Thursday, June 30, 2005

Mushing Around Life

MUSHING AROUND IN LIFE

I remember the challenges of life according to Carlos Casteneda: Fear, Knowledge, Power and Apathy.

Apathy has got me!

I know the world is a mess, and I can’t think of a single effective action I could take about it, except that I do go to vote. I donate money sometimes, to worthy causes, like Tsunami relief through NW Medical teams. I really like to camphost, which is volunteer work, nice for interaction with strangers, but not great stuff. “Social work” as in helping the Native Americans or otherwise poor, or the poor of other nations even, seems so arrogant. They are not more miserable without my help. The challenges they face are theirs, and in most countries it seems to me their own national greed keeps them as they are. (For example, look how “helpful” we have been in Iraq! We didn’t assess the problems properly and don’t have the solutions.) So I pick up trash in parks and on beaches.

I know the Catholic Church is messed up. I worked there for years and contributed every skill and spare minute I had. But I don’t think I made a difference, so I don’t go there anymore, and don’t contribute. And they don’t seem to miss me. The best I can do for the RCC is NOT help.

I can create in the artistic sense. So I have pictures, journals, wall hangings, albums, articles published, labyrinths in half a dozen places, a lovely home environment. But I have no push to do anything more at the moment, and no ideas really. I am ignoring the yardwork that needs to be done and care less than I should about cleaning and so forth.

I have generated another generation, bearing and raising four children who seem to be independent, helpful, contributing people. Now I am the matriarch of this family, and I happily hold it together with holiday and other gatherings, presents and memory making. I babysit grandkids on request, but I am not really into small child life. I really like some of my cousins and siblings, but I am on good terms, I think, with all of them.

I am still a life companion to my husband and an assortment of friends. I communicate with each of them quite often, with support and help any way I can think of at the time.
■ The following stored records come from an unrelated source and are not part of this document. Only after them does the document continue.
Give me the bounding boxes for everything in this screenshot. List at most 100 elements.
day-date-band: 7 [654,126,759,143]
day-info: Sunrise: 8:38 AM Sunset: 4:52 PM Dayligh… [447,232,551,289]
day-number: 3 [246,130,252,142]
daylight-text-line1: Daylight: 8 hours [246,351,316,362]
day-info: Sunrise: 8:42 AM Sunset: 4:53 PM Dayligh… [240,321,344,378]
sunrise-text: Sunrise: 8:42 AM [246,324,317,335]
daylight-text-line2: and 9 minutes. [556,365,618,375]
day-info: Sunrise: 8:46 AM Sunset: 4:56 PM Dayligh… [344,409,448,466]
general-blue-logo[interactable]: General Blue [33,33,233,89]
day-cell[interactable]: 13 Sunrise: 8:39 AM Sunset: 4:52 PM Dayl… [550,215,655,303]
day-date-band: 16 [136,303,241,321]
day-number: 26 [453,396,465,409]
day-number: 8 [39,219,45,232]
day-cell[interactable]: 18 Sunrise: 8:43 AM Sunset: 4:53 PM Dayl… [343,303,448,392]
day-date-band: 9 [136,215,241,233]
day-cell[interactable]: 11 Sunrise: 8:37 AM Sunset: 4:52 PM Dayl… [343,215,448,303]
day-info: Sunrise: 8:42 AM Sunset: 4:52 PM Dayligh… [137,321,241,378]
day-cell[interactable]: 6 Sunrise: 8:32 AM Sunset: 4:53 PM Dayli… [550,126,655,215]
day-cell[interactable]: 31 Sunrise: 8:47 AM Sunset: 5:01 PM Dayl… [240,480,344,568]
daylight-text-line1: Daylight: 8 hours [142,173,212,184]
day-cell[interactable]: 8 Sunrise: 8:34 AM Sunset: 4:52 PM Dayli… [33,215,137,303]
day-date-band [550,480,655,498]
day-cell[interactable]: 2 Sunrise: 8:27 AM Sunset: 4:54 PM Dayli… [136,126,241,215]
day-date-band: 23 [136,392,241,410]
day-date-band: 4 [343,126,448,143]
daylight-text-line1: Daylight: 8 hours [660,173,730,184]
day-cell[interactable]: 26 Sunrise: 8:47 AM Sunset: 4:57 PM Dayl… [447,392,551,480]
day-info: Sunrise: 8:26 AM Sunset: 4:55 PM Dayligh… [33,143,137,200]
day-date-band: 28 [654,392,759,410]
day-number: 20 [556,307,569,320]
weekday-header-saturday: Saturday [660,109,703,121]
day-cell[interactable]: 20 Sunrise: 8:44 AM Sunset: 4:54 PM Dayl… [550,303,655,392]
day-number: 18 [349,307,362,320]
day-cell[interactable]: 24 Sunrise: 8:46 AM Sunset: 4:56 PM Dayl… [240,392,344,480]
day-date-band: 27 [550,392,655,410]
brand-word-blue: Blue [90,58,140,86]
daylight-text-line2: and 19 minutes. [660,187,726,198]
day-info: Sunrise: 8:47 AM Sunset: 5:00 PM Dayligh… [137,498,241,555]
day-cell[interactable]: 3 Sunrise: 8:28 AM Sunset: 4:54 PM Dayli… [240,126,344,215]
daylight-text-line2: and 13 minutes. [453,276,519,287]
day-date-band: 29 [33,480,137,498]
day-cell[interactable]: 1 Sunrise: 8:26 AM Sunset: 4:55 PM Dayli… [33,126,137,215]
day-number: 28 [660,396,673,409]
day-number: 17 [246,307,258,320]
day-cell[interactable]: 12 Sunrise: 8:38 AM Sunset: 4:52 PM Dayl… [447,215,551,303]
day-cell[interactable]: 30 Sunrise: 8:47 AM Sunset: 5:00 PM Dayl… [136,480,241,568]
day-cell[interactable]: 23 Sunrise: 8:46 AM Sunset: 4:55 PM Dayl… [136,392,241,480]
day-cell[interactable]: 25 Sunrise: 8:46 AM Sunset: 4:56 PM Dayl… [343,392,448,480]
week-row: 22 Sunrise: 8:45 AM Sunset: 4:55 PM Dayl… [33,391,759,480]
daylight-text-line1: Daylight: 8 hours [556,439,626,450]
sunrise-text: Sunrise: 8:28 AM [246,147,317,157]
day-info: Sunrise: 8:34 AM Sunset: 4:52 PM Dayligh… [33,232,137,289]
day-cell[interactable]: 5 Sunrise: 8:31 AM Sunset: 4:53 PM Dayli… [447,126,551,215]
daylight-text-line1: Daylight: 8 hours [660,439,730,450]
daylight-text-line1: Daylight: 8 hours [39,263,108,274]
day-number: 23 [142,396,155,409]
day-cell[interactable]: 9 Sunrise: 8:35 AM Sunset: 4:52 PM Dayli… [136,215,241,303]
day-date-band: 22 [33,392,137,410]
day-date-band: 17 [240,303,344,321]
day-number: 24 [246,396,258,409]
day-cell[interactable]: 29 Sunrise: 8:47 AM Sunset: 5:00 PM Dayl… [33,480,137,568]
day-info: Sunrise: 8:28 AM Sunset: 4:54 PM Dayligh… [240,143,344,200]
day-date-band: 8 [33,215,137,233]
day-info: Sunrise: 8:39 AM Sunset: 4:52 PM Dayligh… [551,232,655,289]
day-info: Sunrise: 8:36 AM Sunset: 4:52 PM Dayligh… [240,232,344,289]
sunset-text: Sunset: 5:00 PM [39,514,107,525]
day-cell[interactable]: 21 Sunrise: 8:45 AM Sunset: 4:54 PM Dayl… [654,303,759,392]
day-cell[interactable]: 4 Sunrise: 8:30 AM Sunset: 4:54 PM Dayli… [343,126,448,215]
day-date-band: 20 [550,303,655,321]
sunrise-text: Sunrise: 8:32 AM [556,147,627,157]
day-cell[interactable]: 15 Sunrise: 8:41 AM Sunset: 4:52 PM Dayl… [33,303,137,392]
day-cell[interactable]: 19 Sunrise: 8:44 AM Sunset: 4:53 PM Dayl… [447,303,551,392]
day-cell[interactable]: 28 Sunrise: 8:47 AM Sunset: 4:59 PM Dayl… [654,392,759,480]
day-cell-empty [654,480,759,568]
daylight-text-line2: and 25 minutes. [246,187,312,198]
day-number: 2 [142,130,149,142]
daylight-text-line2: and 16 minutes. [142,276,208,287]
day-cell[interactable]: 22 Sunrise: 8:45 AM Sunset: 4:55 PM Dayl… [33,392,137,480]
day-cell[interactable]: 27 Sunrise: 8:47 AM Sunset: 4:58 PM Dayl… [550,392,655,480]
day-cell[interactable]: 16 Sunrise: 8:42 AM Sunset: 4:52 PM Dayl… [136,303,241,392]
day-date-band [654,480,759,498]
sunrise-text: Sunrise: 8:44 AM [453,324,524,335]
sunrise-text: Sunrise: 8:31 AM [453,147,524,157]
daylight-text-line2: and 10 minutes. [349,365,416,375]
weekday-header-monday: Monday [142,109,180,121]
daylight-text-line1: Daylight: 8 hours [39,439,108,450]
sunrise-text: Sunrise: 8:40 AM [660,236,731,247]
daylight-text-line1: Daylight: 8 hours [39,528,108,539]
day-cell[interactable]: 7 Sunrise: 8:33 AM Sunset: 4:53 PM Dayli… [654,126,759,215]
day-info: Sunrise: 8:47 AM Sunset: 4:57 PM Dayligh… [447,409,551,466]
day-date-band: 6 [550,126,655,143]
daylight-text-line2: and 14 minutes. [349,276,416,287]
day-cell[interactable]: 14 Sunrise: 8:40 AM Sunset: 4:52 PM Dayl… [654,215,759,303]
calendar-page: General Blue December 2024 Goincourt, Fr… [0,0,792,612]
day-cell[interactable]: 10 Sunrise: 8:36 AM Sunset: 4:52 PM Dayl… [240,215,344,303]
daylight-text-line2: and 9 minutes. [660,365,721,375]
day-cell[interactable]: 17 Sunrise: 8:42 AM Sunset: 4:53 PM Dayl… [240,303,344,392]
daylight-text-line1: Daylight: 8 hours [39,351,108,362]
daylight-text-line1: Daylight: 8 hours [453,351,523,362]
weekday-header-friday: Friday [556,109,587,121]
I have a new dog companion, and a very old cat whom I will have to put down in the not too distant future.

I am learning more about who I am really, through reflection, through past life stories that I write, through meditation and through feedback from current relationships. I have a new interest in Buddhism, in mythology and the universal truths of spirituality, but I have left behind the old practices of Christianity, for the most part. I retain my daily prayer.

I still like to read, but expect a good story and reasonably intelligent characters driven by higher motivations than money or sex. Of late I enjoy detective series on TV.

Socially I participate in Wings for spiritual outlet, Curves for exercise, Chrysalis to inspire me to write, and the Red Hat Society for events I would like company for.

I lack energy. I fall asleep by 9 p.m. and occasionally during the day too. My night vision is poor and my day vision is far from perfect, even with glasses. My blood sugar is a little elevated as is my BP and I never lose weight, only gain a pound every year! My hair is mostly white. My fingernails are still short and flat and nothing seems to improve that except fake nails. But I am pretty much free of aches and pains and disease, so I really can’t complain about health issues, athough I am not interested in taking up cross country biking or anything stressful like that. The body isn’t very willing anymore, definitely on the “down side” of the hill.

What I would like to be/do/have more than now, specifically?
Weekly golf game. Need some lessons first and practice balls and companions.
Annual two months of camphosting, Oregon or elsewhere.
Winters along the Colorado River (casinos are the drawback), with holidays and Wings Retreat at home. Or just stay home mostly and go to Hawaii or somewhere for a while.
An outlet for my need to contribute more in effort and time, rather than money.
Skill at meditating.

But there ought to be more! More I want to do. More Someone needs me to do. I am waiting on the Universe to ask, I guess, when one of the Big Lessons is to decide for oneself. Choose. Choice.

Apathy happens when you’ve tried everything you can think of but it doesn’t work, and your body gives out. You sit in the sun (when it shines) with your back to the wall and just vegetate. I wish there was more purpose than getting dressed, eating, and changing clothes again. Yes, a puppy is fun, but not a life purpose unfolding. At least, I doubt that.

Of course, maybe Castenada wasn't right about the last stage. Maybe one should give up having and doing things. Hindus recognize that as a valid state in life, a time of rest and reflection. Maybe I am doing exactly what I am supposed to do!